Il ‘agit d’une démarche fortement financée et soutenue par le département du Doubs. L’objectif est de s’inscrire dans une démarche de transition à horizon 2040-2050 en passant de « station de ski » à « station de montagne ». Concrètement, cette stratégie se matérialise par un investissement dans le tourisme « quatre saisons » (activités de plein air) afin de « minimiser la perte des retombées économiques liées au ski, estimée à – 40 % pour le Haut-Doubs ». L’activité ski est ainsi maintenue à titre transitoire et passe par l’entretien des remontées mécaniques existantes.

Pour assurer le succès de la démarche un pôle ingénierie a été mis en place afin de « définir plus précisément les activités de diversification à développer ». Les acteurs socio-professionnels sont également concertés dans cette démarche, qui est portée à l’échelle du Haut-Doubs.

Vers une nouvelle gouvernance des enjeux d’adaptation en montagne ?

Cet exemple, caractérisé par la valeur de l’implication du département et des parties prenantes socio-économiques pose de manière plus générale la question de la gouvernance et de l’organisation des collectivités face aux enjeux de la montagne.

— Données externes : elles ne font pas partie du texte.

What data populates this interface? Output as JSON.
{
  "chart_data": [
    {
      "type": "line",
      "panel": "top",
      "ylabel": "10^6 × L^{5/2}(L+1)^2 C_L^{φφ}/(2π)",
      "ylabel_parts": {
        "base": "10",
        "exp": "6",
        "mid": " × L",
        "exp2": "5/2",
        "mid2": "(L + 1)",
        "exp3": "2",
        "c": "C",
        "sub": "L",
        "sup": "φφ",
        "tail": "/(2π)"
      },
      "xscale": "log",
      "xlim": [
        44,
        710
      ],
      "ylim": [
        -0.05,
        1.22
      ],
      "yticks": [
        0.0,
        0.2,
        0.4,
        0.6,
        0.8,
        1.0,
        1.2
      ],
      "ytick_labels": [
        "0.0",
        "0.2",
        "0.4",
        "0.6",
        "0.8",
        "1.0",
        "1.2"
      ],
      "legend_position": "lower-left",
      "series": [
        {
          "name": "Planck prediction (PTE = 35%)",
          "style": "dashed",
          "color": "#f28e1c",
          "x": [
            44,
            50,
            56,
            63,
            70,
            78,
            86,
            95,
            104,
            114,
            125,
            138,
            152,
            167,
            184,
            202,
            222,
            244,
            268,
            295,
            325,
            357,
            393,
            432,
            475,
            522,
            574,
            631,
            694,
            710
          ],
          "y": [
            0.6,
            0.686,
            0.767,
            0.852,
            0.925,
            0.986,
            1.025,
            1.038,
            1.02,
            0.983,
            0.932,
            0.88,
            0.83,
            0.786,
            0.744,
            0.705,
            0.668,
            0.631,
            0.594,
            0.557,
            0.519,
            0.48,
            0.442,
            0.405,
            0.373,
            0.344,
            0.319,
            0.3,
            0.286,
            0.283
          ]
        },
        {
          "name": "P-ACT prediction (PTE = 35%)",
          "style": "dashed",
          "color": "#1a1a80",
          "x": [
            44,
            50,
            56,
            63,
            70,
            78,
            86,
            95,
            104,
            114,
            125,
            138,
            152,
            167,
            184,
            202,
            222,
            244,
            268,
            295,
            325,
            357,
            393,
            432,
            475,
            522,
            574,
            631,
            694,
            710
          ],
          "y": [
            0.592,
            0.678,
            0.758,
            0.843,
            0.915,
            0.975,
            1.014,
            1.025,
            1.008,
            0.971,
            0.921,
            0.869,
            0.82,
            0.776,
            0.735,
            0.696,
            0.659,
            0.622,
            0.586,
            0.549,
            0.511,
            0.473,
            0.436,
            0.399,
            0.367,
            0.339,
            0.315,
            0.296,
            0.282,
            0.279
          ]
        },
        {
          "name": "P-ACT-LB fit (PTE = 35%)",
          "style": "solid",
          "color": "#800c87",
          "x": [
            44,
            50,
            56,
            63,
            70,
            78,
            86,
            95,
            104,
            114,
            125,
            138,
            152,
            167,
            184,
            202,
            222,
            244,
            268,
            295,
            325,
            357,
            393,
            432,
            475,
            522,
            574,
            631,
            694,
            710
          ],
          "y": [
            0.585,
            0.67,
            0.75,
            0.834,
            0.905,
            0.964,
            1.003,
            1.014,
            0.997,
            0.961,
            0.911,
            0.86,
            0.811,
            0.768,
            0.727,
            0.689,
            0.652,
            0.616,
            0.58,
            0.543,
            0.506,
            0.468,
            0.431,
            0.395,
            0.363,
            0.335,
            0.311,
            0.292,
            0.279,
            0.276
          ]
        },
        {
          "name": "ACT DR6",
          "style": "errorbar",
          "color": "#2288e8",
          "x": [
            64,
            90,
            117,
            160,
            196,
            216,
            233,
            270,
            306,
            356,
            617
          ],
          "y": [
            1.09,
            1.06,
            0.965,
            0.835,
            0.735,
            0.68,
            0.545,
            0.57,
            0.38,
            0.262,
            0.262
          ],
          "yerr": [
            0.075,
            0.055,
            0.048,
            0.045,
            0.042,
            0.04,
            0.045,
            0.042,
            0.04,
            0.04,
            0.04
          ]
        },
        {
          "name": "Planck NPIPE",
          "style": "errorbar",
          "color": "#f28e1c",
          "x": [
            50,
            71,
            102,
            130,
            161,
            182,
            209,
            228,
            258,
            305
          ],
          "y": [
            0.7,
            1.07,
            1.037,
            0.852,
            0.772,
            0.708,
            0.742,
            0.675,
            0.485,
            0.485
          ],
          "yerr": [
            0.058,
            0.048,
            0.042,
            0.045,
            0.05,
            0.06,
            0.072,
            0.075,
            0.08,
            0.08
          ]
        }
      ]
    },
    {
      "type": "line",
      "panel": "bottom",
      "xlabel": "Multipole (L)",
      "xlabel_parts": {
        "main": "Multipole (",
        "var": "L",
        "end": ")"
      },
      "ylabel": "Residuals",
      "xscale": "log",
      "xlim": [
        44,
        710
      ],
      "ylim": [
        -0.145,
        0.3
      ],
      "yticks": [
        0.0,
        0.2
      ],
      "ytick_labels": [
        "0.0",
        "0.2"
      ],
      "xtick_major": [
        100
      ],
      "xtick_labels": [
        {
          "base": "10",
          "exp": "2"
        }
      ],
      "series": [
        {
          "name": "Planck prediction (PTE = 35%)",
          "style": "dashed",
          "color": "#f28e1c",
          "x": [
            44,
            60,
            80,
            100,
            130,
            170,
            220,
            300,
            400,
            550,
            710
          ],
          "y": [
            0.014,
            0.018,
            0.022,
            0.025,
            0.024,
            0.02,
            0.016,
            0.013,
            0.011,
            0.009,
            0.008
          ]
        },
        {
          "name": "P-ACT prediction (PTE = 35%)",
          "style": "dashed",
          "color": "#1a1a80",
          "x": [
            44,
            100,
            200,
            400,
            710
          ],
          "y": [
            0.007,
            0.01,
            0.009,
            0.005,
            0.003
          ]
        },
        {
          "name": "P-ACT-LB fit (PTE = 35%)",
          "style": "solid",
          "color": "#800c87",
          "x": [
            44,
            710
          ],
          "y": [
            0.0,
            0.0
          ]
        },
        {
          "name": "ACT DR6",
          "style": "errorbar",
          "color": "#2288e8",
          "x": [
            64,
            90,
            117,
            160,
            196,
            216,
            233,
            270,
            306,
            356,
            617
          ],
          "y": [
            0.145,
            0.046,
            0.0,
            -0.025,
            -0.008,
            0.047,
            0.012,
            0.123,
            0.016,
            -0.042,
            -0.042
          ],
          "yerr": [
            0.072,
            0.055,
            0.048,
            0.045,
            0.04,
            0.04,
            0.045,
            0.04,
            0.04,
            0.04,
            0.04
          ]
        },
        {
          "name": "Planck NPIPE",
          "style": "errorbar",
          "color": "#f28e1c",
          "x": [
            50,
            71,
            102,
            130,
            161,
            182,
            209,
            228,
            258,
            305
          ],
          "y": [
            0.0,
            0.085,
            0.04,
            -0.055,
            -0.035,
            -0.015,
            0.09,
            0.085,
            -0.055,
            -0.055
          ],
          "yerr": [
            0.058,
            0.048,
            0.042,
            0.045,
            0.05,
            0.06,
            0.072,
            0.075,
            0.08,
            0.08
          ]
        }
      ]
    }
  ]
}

Dans ce cadre, la Cour des Comptes souligne  plusieurs éléments :

  • La planification écologique de l’Etat est insuffisamment opérationnelle pour les territoires de montagne
  • Les Régions pourraient jouer un rôle majeur et s’impliquer davantage dans ces sujets au titre de leur compétence de planification touristique
  • L’échelon communal, autour duquel est aujourd’hui centré la gestion des stations de ski, est insuffisant pour mettre en place de véritables plans d’adaptation à une échelle suffisamment large
  • En continuant de s’inscrire dans le modèle économique actuel du ski français, le niveau de subventionnement public ne pourra que s’alourdir compte tenu des projections climatiques. Cela conduirait progressivement à un enfermement des collectivités dans un sentier de dépendance au ski, les privant des marges de manœuvre permettant de développer un tourisme « quatre saisons »

Face à ces constats, les magistrats proposent plusieurs pistes de solutions, parmi lesquelles :

  • Proposer une gouvernance publique des données liées aux stations de montagne afin de mieux piloter leurs enjeux
  • Encourager des stratégies mutualisées de transition à l’échelle de regroupements de stations
  • Renforcer l’implication des différents échelons de collectivités
  • Mettre en place de véritables plans d’adaptation au changement climatique qui conditionnent le soutien des financeurs publics.

Instaurer un fonds d’adaptation au changement climatique destiné à financer les actions de diversification et de déconstruction des installations obsolètes, alimenté par la taxe locale sur les remontées mécaniques.